Television standards conversion is the process of changing one type of TV system to another. The most common is from NTSC to PAL or the other way around. This is done so TV programs in one nation may be viewed in a nation with a different standard. The TV video is fed through a video standards converter that changes the video to a different video system.
Converting between a different numbers of pixels and different frame rates in video pictures is a complex technical problem. However, the international exchange of TV programming makes standards conversion necessary and in many cases mandatory. Vastly different TV systems emerged for political and technical reasons – and it is only luck that makes video programming from one nation compatible with another.

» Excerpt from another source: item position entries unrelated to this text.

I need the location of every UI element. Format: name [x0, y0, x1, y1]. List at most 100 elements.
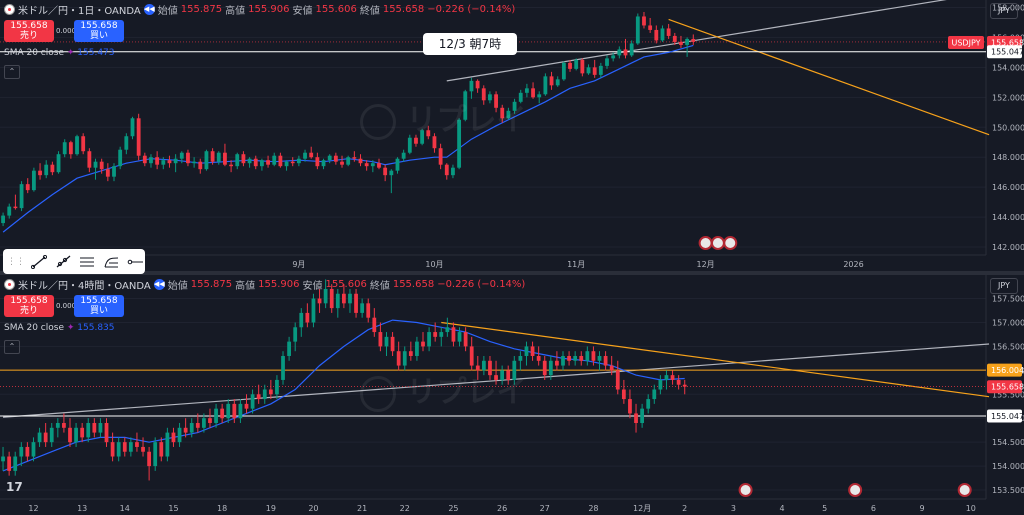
candle-body: [299, 312, 304, 328]
candle-body: [586, 67, 591, 74]
candle-body: [281, 355, 285, 380]
candle-body: [202, 418, 206, 428]
x-tick-label: 18: [217, 504, 227, 513]
h4-chart-pane[interactable]: 157.500157.000156.500156.000155.500155.0…: [0, 275, 1024, 515]
low-value: 155.606: [315, 4, 357, 15]
candle-body: [68, 142, 73, 155]
candle-body: [664, 375, 669, 380]
replay-watermark-text: リプレイ: [406, 103, 527, 138]
h4-chart-canvas[interactable]: 157.500157.000156.500156.000155.500155.0…: [0, 275, 1024, 515]
candle-body: [44, 164, 49, 176]
candle-body: [475, 80, 480, 89]
symbol-title[interactable]: 米ドル／円・4時間・OANDA: [18, 281, 151, 292]
candle-body: [1, 215, 5, 224]
candle-body: [93, 161, 98, 168]
y-tick-label: 156.500: [992, 342, 1024, 351]
x-tick-label: 10月: [425, 260, 443, 269]
event-flag-icon: [710, 236, 725, 250]
candle-body: [372, 317, 377, 333]
candle-body: [354, 293, 358, 313]
currency-selector[interactable]: JPY: [990, 278, 1018, 294]
candle-body: [210, 151, 215, 162]
collapse-legend-button[interactable]: ⌃: [4, 340, 20, 354]
candle-body: [670, 375, 675, 380]
candle-body: [122, 442, 127, 452]
ray-tool-icon[interactable]: [53, 253, 73, 271]
currency-selector[interactable]: JPY: [990, 3, 1018, 19]
drawing-toolbar[interactable]: ⋮⋮: [3, 249, 145, 274]
y-tick-label: 154.500: [992, 438, 1024, 447]
candle-body: [74, 427, 78, 443]
indicator-settings-icon[interactable]: ✦: [66, 323, 75, 333]
candle-body: [537, 94, 542, 98]
candle-body: [469, 80, 474, 92]
buy-button[interactable]: 155.658 買い: [74, 295, 124, 317]
candle-body: [621, 389, 626, 400]
x-tick-label: 19: [266, 504, 276, 513]
candle-body: [568, 62, 572, 69]
candle-body: [573, 355, 578, 361]
indicator-settings-icon[interactable]: ✦: [66, 48, 75, 58]
x-tick-label: 13: [77, 504, 87, 513]
replay-icon[interactable]: ◀◀: [153, 279, 165, 290]
sell-button[interactable]: 155.658 売り: [4, 20, 54, 42]
candle-body: [244, 403, 249, 409]
x-tick-label: 12月: [697, 260, 715, 269]
trend-line-tool-icon[interactable]: [29, 253, 49, 271]
candle-body: [167, 160, 172, 164]
candle-body: [116, 442, 121, 457]
replay-watermark: リプレイ: [360, 95, 526, 140]
y-tick-label: 152.000: [992, 93, 1024, 102]
candle-body: [1, 456, 5, 462]
text-annotation[interactable]: 12/3 朝7時: [423, 33, 517, 55]
candle-body: [457, 332, 462, 342]
candle-body: [80, 427, 85, 438]
candle-body: [266, 160, 270, 165]
buy-button[interactable]: 155.658 買い: [74, 20, 124, 42]
parallel-channel-tool-icon[interactable]: [77, 253, 97, 271]
tradingview-logo[interactable]: 17: [6, 480, 23, 494]
candle-body: [421, 341, 425, 347]
replay-icon[interactable]: ◀◀: [143, 4, 155, 15]
drag-handle-icon[interactable]: ⋮⋮: [7, 256, 25, 267]
collapse-legend-button[interactable]: ⌃: [4, 65, 20, 79]
candle-body: [605, 58, 609, 66]
fib-tool-icon[interactable]: [101, 253, 121, 271]
candle-body: [62, 423, 66, 428]
candle-body: [390, 336, 395, 352]
sma-legend[interactable]: SMA 20 close ✦ 155.835: [4, 323, 115, 333]
symbol-title[interactable]: 米ドル／円・1日・OANDA: [18, 6, 141, 17]
candle-body: [68, 427, 72, 443]
x-tick-label: 5: [822, 504, 827, 513]
sell-button[interactable]: 155.658 売り: [4, 295, 54, 317]
candle-body: [481, 88, 486, 101]
replay-watermark-icon: [360, 103, 396, 140]
candle-body: [75, 136, 79, 155]
candle-body: [124, 136, 129, 150]
candle-body: [426, 130, 431, 137]
horizontal-ray-tool-icon[interactable]: [125, 253, 145, 271]
x-tick-label: 21: [357, 504, 367, 513]
candle-body: [574, 59, 579, 69]
candle-body: [130, 118, 135, 137]
pane-divider[interactable]: [0, 271, 1024, 275]
y-tick-label: 150.000: [992, 123, 1024, 132]
candle-body: [287, 341, 291, 356]
candle-body: [49, 427, 54, 443]
candle-body: [87, 151, 92, 168]
candle-body: [364, 163, 369, 167]
candle-body: [99, 161, 104, 170]
candle-body: [229, 164, 234, 167]
daily-chart-canvas[interactable]: 158.000156.000154.000152.000150.000148.0…: [0, 0, 1024, 272]
x-tick-label: 12月: [633, 504, 651, 513]
open-value: 155.875: [180, 4, 223, 15]
candle-body: [451, 167, 455, 176]
sma-legend[interactable]: SMA 20 close ✦ 155.473: [4, 48, 115, 58]
candle-body: [691, 38, 696, 42]
candle-body: [13, 456, 18, 471]
candle-body: [38, 170, 42, 176]
candle-body: [358, 158, 363, 164]
daily-chart-pane[interactable]: 158.000156.000154.000152.000150.000148.0…: [0, 0, 1024, 272]
candle-body: [531, 88, 535, 98]
candle-body: [348, 293, 352, 304]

The first known case of TV systems conversion probably was in Europe a few years after World War II – mainly with the RTF (France) and the BBC (UK) trying to exchange their 441 line and 405 line programming.
The problem got worse with the introduction of PAL, SECAM (both 625 lines), and the French 819 line service.
Until the 1980s, standards conversion was so difficult that 24 frame/s 16 mm or 35 mm film was the preferred medium of programming interchange.
Perhaps the most technically challenging conversion to make is the PAL to NTSC.
The two TV standards are for all practical purposes, temporally and spatially incompatible with each other.
Aside from the line count being different, it is easy to see that generating 60 fields every second from a format that has only 50 fields might pose some interesting problems.
Every second, an additional 10 fields must be generated seemingly from nothing. The converter has to create new frames (from the existing input) in real time.
TV contains many hidden signals. One signal type that is not transferred, except on some very expensive converters, is the closed captioning signal.